Na semana passada, após um curto período de internação num hospital de Roma, o escritor Andrea Camilleri despediu-se de nós. Tinha 93 anos, ao longo dos quais construiu a jornada de um dos mais importantes romancistas italianos da atualidade.
Tão bom o velho que foram criadas várias páginas nas redes sociais onde seus fãs, como eu, trocavam impressões sobre as aventuras do comissário Salvo Montalbano, o personagem mais famoso de seus romances.
Montalbano é realmente uma figura. Trata-se de um policial informal e brilhante, um tanto mal-humorado, que comanda uma equipe atrapalhada numa pequena cidade fictícia da Sicília, de nome Vigàta. Lá acontece de tudo – roubos, crimes passionais, sequestros, assassinatos, confusões com a máfia. O comissário é solteirão, sistemático, cheio de manias, cometendo barbeiragens ao volante de um Fiat Tipo caindo aos pedaços. Tem medo da velhice, da aposentadoria e odeia a burocracia à qual é submetido pelos seus superiores – gente insuportável.
Salvo tem um grande amor; Lívia; bela, sensual – e temperamental, como ele. Cada um mora em sua própria casa, em cidades vizinhas, e sonham em se casar. Mas têm medo da rotina e das prováveis brigas, já que os humores de ambos são bem italianos: apaixonados, independentes e imprevisíveis. Os episódios de Lívia e Salvo “discutindo a relação” são geniais; mostram o talento de Camilleri se divertindo com as sutilezas das almas masculinas e femininas dos dias de hoje.
Quando fica de saco cheio – dos chefes, dos bandidos, da máfia, das politicagens e até de Lívia –, Salvo Montalbano compensa os aborrecimentos à mesa, curtindo pratos maravilhosos do Sul da Itália tão bem descritos por Camilleri, que era um glutão. O comissário também tem o hábito de nadar pelado à noite, na praia defronte à sua casa, para relaxar. As aventuras de Montalbano e sua equipe fizeram tanto sucesso que viraram série de TV.
Andrea Camilleri também é responsável indireto por uma pequena conquista linguística de minha parte. Certa vez, passando pela Borri Books, livraria imensa dentro da estação Termini de Roma, comprei, às pressas, o último lançamento do mestre.

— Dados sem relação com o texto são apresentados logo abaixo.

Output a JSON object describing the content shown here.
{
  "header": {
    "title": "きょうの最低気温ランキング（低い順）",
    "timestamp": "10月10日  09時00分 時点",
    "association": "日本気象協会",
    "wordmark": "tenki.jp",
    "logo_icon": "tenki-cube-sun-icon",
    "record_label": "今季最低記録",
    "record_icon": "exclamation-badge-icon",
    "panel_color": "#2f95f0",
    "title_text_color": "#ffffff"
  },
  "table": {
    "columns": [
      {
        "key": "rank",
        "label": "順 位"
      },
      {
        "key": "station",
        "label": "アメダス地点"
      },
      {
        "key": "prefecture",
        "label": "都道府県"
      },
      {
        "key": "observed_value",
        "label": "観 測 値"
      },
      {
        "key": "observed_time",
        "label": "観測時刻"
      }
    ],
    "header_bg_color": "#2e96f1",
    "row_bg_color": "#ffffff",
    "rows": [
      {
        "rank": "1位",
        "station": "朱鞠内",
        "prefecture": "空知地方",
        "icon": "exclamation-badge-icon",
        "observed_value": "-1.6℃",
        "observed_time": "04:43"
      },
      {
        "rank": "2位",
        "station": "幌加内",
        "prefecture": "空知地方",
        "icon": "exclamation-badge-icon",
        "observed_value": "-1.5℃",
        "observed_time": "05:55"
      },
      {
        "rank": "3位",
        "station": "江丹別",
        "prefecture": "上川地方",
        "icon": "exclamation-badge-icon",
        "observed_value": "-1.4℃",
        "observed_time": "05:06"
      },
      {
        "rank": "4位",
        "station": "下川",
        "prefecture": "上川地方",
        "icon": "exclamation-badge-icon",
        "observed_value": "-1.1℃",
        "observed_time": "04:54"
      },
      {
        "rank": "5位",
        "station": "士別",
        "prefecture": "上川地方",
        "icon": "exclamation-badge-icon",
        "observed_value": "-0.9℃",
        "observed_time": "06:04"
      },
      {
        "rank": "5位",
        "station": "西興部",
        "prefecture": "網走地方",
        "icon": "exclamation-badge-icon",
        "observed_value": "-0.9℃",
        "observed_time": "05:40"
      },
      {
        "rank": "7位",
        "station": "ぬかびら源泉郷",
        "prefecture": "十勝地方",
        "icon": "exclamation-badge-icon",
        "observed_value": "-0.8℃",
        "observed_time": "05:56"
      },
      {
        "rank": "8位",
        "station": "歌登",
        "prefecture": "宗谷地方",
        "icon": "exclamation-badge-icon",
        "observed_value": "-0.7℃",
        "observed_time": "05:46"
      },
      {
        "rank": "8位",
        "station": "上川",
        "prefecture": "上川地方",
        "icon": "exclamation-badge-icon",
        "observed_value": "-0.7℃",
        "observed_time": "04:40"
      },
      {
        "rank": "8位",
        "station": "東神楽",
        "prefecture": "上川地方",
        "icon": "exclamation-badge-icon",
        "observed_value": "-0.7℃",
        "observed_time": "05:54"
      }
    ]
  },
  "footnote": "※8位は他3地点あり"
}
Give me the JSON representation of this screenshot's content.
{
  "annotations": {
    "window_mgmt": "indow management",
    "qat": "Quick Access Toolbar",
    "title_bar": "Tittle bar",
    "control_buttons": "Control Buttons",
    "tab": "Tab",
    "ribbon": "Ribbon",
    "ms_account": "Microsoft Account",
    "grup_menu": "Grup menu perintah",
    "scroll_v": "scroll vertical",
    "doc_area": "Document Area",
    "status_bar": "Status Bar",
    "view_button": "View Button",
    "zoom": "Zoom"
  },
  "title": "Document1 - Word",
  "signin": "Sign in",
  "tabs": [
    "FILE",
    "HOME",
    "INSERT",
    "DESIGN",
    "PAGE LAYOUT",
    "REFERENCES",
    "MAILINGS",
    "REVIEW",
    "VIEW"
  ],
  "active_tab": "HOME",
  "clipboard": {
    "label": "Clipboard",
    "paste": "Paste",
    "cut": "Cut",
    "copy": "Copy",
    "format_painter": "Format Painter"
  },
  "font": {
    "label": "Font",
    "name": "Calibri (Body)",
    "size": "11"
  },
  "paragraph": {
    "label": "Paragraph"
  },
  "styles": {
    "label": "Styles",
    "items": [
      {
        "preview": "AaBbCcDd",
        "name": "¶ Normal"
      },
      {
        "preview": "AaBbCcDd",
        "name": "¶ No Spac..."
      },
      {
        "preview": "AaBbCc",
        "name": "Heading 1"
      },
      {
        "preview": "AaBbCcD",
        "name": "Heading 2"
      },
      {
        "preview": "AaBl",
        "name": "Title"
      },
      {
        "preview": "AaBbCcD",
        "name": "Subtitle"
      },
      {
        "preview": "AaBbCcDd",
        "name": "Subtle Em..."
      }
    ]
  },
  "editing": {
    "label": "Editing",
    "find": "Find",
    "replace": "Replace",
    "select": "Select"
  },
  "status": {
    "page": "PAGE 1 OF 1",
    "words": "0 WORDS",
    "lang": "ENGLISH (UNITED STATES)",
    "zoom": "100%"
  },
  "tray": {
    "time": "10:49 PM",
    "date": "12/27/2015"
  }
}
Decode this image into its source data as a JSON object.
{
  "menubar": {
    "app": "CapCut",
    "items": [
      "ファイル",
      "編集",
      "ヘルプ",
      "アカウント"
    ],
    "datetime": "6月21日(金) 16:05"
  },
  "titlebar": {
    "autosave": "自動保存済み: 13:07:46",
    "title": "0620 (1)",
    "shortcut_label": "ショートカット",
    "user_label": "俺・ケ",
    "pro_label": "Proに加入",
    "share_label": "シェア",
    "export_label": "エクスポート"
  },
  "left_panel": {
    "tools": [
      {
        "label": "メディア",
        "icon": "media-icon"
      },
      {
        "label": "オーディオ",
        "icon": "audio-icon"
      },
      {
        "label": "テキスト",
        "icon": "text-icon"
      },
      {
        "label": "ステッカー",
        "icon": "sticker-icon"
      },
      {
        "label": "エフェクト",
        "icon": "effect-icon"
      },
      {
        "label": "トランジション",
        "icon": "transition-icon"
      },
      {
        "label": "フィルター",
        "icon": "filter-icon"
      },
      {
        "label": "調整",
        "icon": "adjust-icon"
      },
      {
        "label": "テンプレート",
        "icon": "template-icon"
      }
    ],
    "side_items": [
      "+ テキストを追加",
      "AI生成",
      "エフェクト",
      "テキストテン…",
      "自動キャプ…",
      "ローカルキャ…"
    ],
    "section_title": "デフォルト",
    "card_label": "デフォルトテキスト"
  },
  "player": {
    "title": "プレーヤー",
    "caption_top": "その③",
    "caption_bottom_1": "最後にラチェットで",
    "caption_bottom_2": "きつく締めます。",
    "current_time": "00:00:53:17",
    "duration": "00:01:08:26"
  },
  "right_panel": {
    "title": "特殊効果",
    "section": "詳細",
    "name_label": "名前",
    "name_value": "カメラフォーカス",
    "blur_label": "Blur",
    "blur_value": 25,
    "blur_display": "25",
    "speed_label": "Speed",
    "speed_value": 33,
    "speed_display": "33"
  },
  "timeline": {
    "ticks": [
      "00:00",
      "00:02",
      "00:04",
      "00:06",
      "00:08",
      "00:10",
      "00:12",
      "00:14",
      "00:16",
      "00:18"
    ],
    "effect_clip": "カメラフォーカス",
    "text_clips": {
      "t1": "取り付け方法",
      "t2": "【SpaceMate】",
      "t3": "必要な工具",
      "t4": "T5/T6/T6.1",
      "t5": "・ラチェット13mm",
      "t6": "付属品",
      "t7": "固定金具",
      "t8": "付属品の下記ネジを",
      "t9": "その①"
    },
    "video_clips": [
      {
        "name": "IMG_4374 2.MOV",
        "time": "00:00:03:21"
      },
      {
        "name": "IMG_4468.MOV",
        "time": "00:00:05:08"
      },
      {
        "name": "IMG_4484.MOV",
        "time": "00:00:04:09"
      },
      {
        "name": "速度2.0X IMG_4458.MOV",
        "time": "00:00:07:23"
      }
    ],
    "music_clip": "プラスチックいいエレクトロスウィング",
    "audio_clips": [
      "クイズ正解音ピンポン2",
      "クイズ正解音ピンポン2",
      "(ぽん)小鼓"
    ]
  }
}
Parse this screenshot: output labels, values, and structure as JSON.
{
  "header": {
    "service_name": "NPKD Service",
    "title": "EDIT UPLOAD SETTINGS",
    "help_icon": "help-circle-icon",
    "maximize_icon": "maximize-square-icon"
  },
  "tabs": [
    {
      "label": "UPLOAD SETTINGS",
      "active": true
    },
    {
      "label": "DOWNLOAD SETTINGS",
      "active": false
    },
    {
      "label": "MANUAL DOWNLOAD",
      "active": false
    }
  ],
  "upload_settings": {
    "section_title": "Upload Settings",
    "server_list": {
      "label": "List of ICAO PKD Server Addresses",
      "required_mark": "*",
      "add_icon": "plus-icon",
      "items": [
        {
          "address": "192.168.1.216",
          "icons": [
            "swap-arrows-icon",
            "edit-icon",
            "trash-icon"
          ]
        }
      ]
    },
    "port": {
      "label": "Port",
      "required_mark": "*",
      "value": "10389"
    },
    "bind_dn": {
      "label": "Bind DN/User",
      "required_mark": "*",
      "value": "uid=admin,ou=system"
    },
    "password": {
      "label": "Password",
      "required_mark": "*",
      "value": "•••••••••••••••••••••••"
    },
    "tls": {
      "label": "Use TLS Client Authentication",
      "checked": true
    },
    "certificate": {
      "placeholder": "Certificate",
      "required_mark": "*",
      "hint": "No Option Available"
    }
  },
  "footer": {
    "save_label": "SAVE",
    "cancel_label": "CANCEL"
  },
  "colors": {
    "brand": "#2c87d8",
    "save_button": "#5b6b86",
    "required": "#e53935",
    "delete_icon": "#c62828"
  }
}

Peguei o trem, recostei-me para ler e – mamma mia! – não entendi uma só palavra. Por engano, tinha comprado uma edição da Sellerio, em siciliano, idioma do autor. Inconformado, encarei o desafio. Baixei dicionários na internet, comprei gramáticas num sebo, insisti e hoje me orgulho de ler razoavelmente Camilleri no original – tolo capricho de um fã.
Para quem quiser curtir as peripécias do Comissário, sugiro alguns títulos publicados no Brasil: “A Paciência da Aranha”, “A Forma da Água”, “O Medo de Montalbano”, “Guinada na Vida”, “O Ladrão de Merendas”, “Excursão a Tíndari”, “A Voz do Violino”, “Lua de Papel”, “Um Mês com Montalbano”.
Andrea Camilleri também era um frasista extraordinário, com tiradas espirituosas que provocavam risadas de seus interlocutores. Dono de um coração cheio de ternura e romantismo, não disfarçava, entretanto, um impiedoso sarcasmo. Sobre seu sucesso literário, era modesto: “Escrevo apenas para devolver às pessoas um pouco de tudo aquilo que já li e que aprendi na vida.”
Antes de partir, isolado em sua casa em Santa Fiora, cidadezinha toscana da província de Grosseto (onde também se situa Pitigliano, terra dos Fabbrinis), publicou uma bela reflexão sobre a vida que chegava ao fim. Separei este trecho: “Quando a gente nasce, recebe um carnê com tudo: a beleza da juventude, os prazeres, as habilidades, as dores, as doenças, a velhice e a morte. Não podemos recusar nada, está tudo incluído no carnê; vamos gastando os tickets um a um, até acabar. Ou aceitamos essa condição da vida com serenidade ou viramos uns coglione (algo próximo ao nosso ‘babaca’). Bravo, maestro!